Davalılar davaya cevap vermemiştir.
Mahkemece, İİK'nun 96 ve devamı maddelerinde düzenlenmiş olan istihkak davasının konusunu mahcuz malların borçluya ait olup olmadığı hususunun oluşturduğu, somut olayda da istihkak iddiasının reddi davası söz konusu olup, araştırılması ve yargılaması yapılması gereken konunun haczedilen malların istihkak iddia eden üçüncü kişiye ait olmayıp, borçluya ait olduğu iddiası olması gerektiği, oysa davacının da kabulünde olduğu üzere, mahcuzların zaten davacı alacaklıya ait olduğu iddia edilmekle, bunun istihkak davası yoluyla çözümü mümkün olmayıp, istihkak davası yönünden hukuki mesnedinin bulunmadığı gerekçesiyle davanın reddine karar verilmiştir.
-//-
Hüküm, davacı alacaklı vekili tarafından temyiz edilmiştir. Dava dosyası kapsamı hep birlikte değerlendirildiğinde davanın, alacaklı tarafından İİK’nun 99. vd. maddesi uyarınca 3. kişinin istihkak iddiasının reddi talebiyle açılan bir dava olduğunun kabulü gerekir.

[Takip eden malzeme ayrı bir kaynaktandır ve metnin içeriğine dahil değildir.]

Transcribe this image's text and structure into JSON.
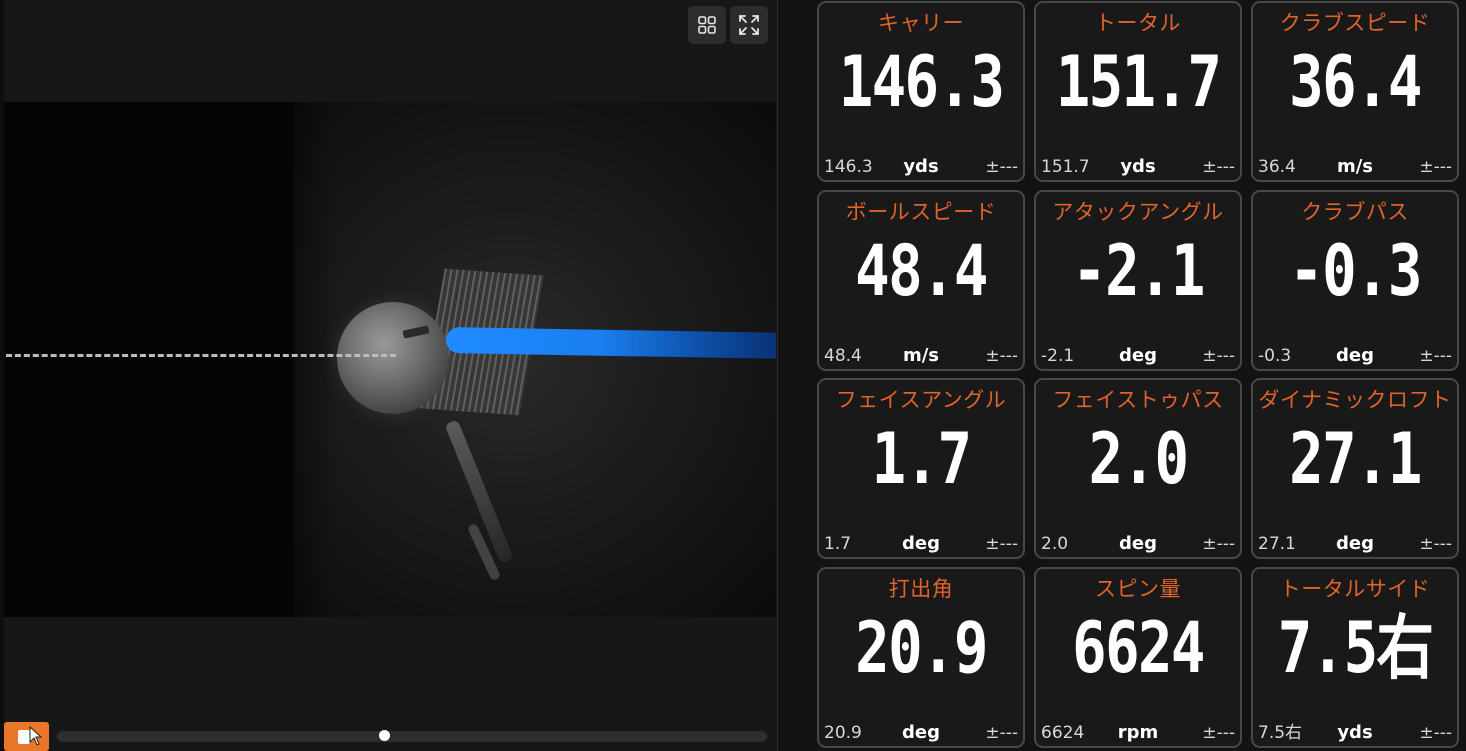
{
  "viewer": {
    "grid_icon": "grid-icon",
    "fullscreen_icon": "fullscreen-icon",
    "record_icon": "record-icon",
    "accent_color": "#e8762b",
    "club_path_color": "#1f8bff",
    "playback_position": 0.46
  },
  "metrics": [
    {
      "label": "キャリー",
      "value": "146.3",
      "raw": "146.3",
      "unit": "yds",
      "tolerance": "±---"
    },
    {
      "label": "トータル",
      "value": "151.7",
      "raw": "151.7",
      "unit": "yds",
      "tolerance": "±---"
    },
    {
      "label": "クラブスピード",
      "value": "36.4",
      "raw": "36.4",
      "unit": "m/s",
      "tolerance": "±---"
    },
    {
      "label": "ボールスピード",
      "value": "48.4",
      "raw": "48.4",
      "unit": "m/s",
      "tolerance": "±---"
    },
    {
      "label": "アタックアングル",
      "value": "-2.1",
      "raw": "-2.1",
      "unit": "deg",
      "tolerance": "±---"
    },
    {
      "label": "クラブパス",
      "value": "-0.3",
      "raw": "-0.3",
      "unit": "deg",
      "tolerance": "±---"
    },
    {
      "label": "フェイスアングル",
      "value": "1.7",
      "raw": "1.7",
      "unit": "deg",
      "tolerance": "±---"
    },
    {
      "label": "フェイストゥパス",
      "value": "2.0",
      "raw": "2.0",
      "unit": "deg",
      "tolerance": "±---"
    },
    {
      "label": "ダイナミックロフト",
      "value": "27.1",
      "raw": "27.1",
      "unit": "deg",
      "tolerance": "±---"
    },
    {
      "label": "打出角",
      "value": "20.9",
      "raw": "20.9",
      "unit": "deg",
      "tolerance": "±---"
    },
    {
      "label": "スピン量",
      "value": "6624",
      "raw": "6624",
      "unit": "rpm",
      "tolerance": "±---"
    },
    {
      "label": "トータルサイド",
      "value": "7.5右",
      "raw": "7.5右",
      "unit": "yds",
      "tolerance": "±---"
    }
  ],
  "colors": {
    "label": "#e0632a",
    "value": "#ffffff",
    "card_border": "#484848",
    "card_bg": "#191919"
  }
}
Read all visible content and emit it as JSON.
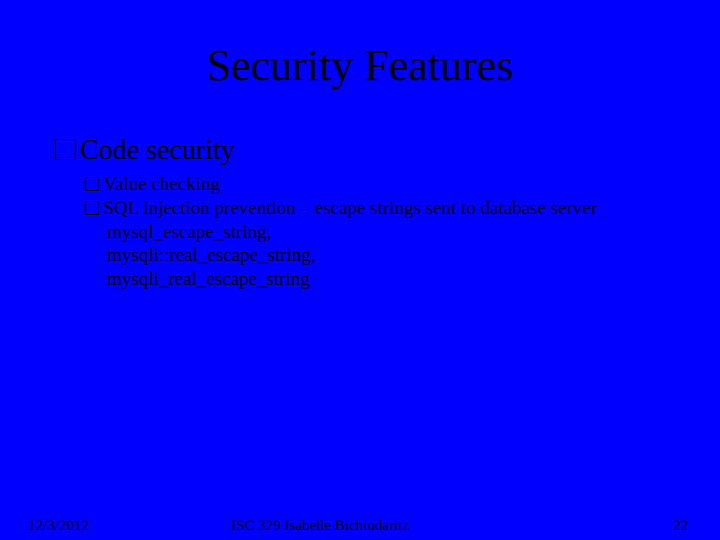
{
  "title": "Security Features",
  "level1": {
    "item1": "Code security"
  },
  "level2": {
    "item1": "Value checking",
    "item2_line1": "SQL injection prevention – escape strings sent to database server",
    "item2_line2": "mysql_escape_string,",
    "item2_line3": "mysqli::real_escape_string,",
    "item2_line4": "mysqli_real_escape_string"
  },
  "footer": {
    "date": "12/3/2012",
    "center": "ISC 329   Isabelle Bichindaritz",
    "page": "22"
  }
}
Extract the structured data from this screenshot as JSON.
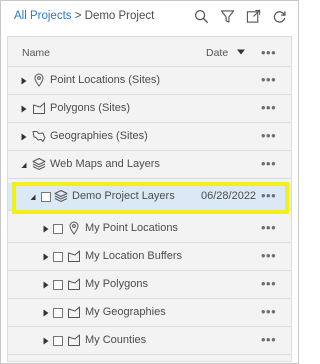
{
  "breadcrumb": {
    "root": "All Projects",
    "separator": " > ",
    "current": "Demo Project"
  },
  "toolbar": {
    "icons": [
      "search-icon",
      "filter-icon",
      "export-icon",
      "refresh-icon"
    ]
  },
  "list": {
    "headers": {
      "name": "Name",
      "date": "Date",
      "more": "•••"
    },
    "rows": [
      {
        "label": "Point Locations (Sites)",
        "icon": "pin-icon",
        "date": "",
        "more": "•••",
        "level": 0,
        "checkbox": false
      },
      {
        "label": "Polygons (Sites)",
        "icon": "polygon-icon",
        "date": "",
        "more": "•••",
        "level": 0,
        "checkbox": false
      },
      {
        "label": "Geographies (Sites)",
        "icon": "geography-icon",
        "date": "",
        "more": "•••",
        "level": 0,
        "checkbox": false
      },
      {
        "label": "Web Maps and Layers",
        "icon": "layers-icon",
        "date": "",
        "more": "•••",
        "level": 0,
        "checkbox": false,
        "expanded": true
      },
      {
        "label": "Demo Project Layers",
        "icon": "layers-icon",
        "date": "06/28/2022",
        "more": "•••",
        "level": 1,
        "checkbox": true,
        "expanded": true,
        "selected": true
      },
      {
        "label": "My Point Locations",
        "icon": "pin-icon",
        "date": "",
        "more": "•••",
        "level": 2,
        "checkbox": true
      },
      {
        "label": "My Location Buffers",
        "icon": "polygon-icon",
        "date": "",
        "more": "•••",
        "level": 2,
        "checkbox": true
      },
      {
        "label": "My Polygons",
        "icon": "polygon-icon",
        "date": "",
        "more": "•••",
        "level": 2,
        "checkbox": true
      },
      {
        "label": "My Geographies",
        "icon": "polygon-icon",
        "date": "",
        "more": "•••",
        "level": 2,
        "checkbox": true
      },
      {
        "label": "My Counties",
        "icon": "polygon-icon",
        "date": "",
        "more": "•••",
        "level": 2,
        "checkbox": true
      }
    ]
  },
  "colors": {
    "link": "#2c7ac9",
    "selected_row": "#dbe9f7",
    "highlight": "#f2ef1c"
  }
}
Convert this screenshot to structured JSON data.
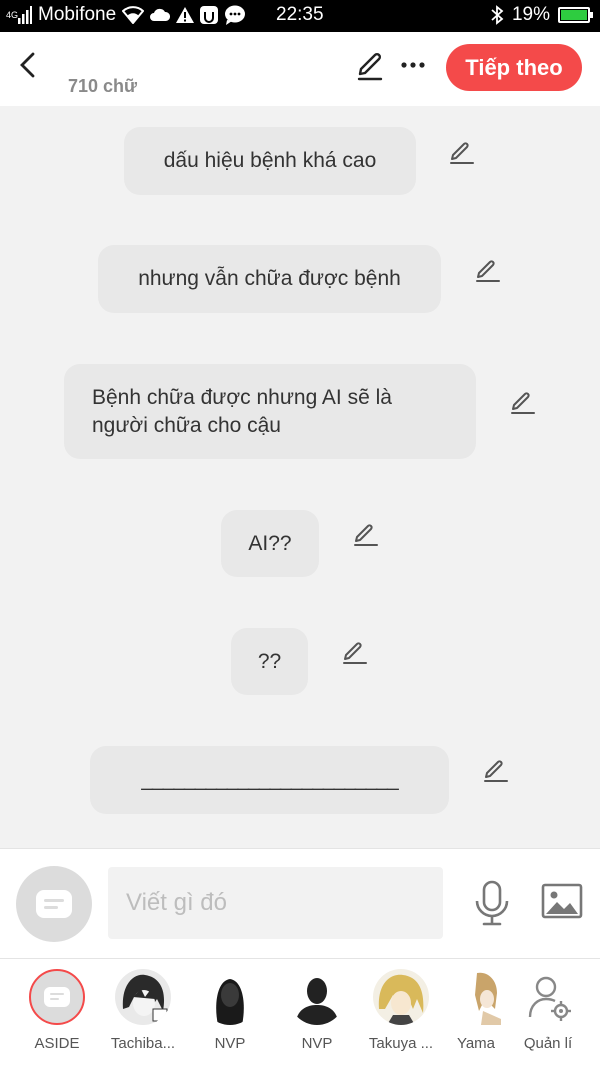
{
  "status_bar": {
    "network": "4G",
    "carrier": "Mobifone",
    "time": "22:35",
    "battery": "19%"
  },
  "header": {
    "word_count": "710 chữ",
    "next_label": "Tiếp theo"
  },
  "messages": [
    "dấu hiệu bệnh khá cao",
    "nhưng vẫn chữa được bệnh",
    "Bệnh chữa được nhưng AI sẽ là người chữa cho cậu",
    "AI??",
    "??",
    "________________________"
  ],
  "composer": {
    "placeholder": "Viết gì đó"
  },
  "characters": [
    {
      "name": "ASIDE"
    },
    {
      "name": "Tachiba..."
    },
    {
      "name": "NVP"
    },
    {
      "name": "NVP"
    },
    {
      "name": "Takuya ..."
    },
    {
      "name": "Yama"
    },
    {
      "name": "Quản lí"
    }
  ],
  "colors": {
    "accent": "#f44a4a",
    "bubble": "#e8e8e8",
    "background": "#f2f2f2"
  }
}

Bu durumda, dosyada 3. kişinin istihkak iddiasında bulunmasında haklı olup olmadığının değerlendirilmesi ve bu doğrultuda, Mahkemece, tarafların gösterdikleri deliller toplanarak uyuşmazlığın esası hakkında karar verilmesi gerekirken yazılı gerekçeyle uyuşmazlığın istihkak davası yoluyla çözümü mümkün olmayıp istihkak davası yönünden hukuki mesnedinin bulunmadığından bahisle davanın reddine kararı verilmesi doğru görülmemiş, hükmün bozulmasına karar vermek gerektirmiştir.
SONUÇ: Yukarıda açıklanan nedenlerle davacı alacaklı vekilinin temyiz itirazlarının kabulüyle hükmün İİK'nun 366. ve HUMK'nun 428. maddesi gereğince BOZULMASINA, taraflarca İİK'nun 366/3. maddesi gereğince Yargıtay Daire ilamının tebliğinden itibaren ilama karşı 10 gün içinde karar düzeltme isteğinde bulunulabileceğine ve 25,20 TL peşin harcın istek halinde iadesine 21.12.2016 tarihinde oybirliğiyle karar verildi…’’ şeklindedir.